Tourists re-thinking visits to violence-plagued Mexico
Drug violence and festering political unrest are making foreigners more hesitant to visit Mexico, threatening the almost $12 billion a year tourism industry.
Mexico’s recent tourism problems stated last fall when Hurricane Wilma hit the area’s most popular destination, Cancun.
“No tourists have been reported hurt in Mexico City, Oaxaca or Acapulco, but hotels are being hit by cancellations of thousands of reservations,” commented the Associated Press.
Dramatic and highly publicized negative news reports included a human head washing up on an Acapulco Beach. But protestors of politics and poverty have also been bothering visitors in both Oaxaca and Mexico City, according to press reports.
In some parts of Mexico City, tourists are forced to pass through checkpoints to reach the main plaza. Drugs gangs have been reported fighting for control of smuggling in Acapulco.

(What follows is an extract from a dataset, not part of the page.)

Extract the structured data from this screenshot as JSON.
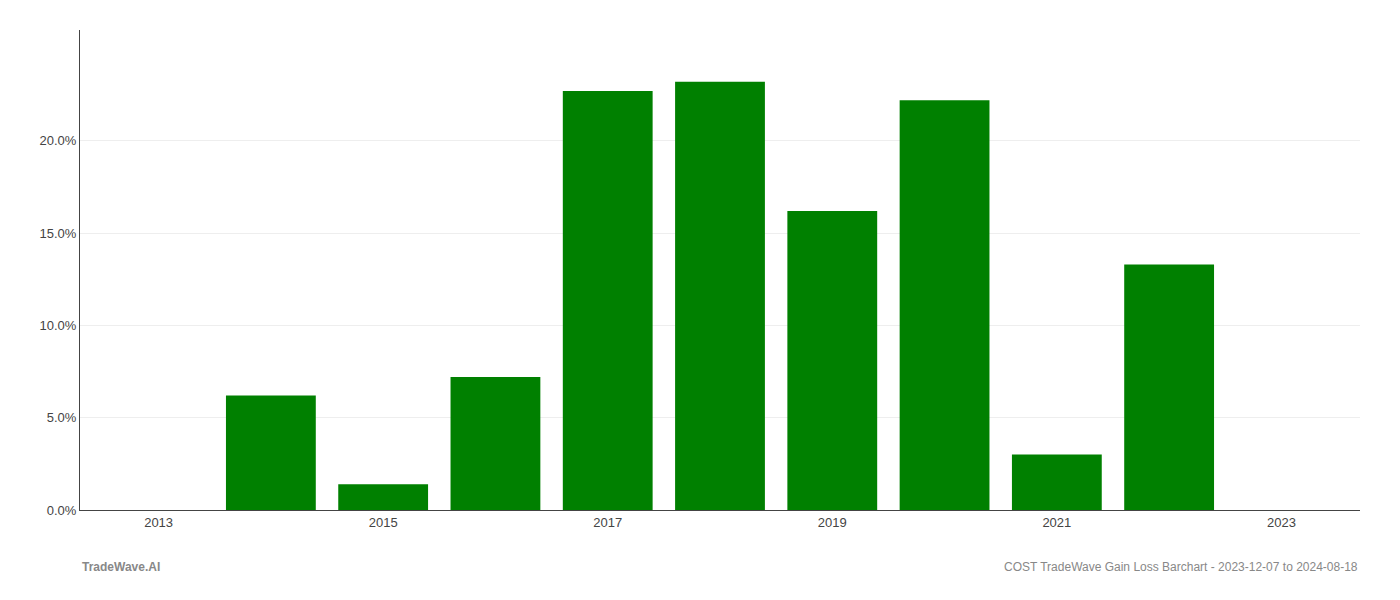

Some reports said Mexico City businesses are losing $23 million a day.
Protestors want to use the unrest to get tourism officials to pressure the government for reform, according to some union officials.
Tourism is the country’s third-largest legal source of income, after oil and remittances from migrants in the US.
Will the unrest continue? Some reports say there’s no quick in part because protestors vow their next target will be airports.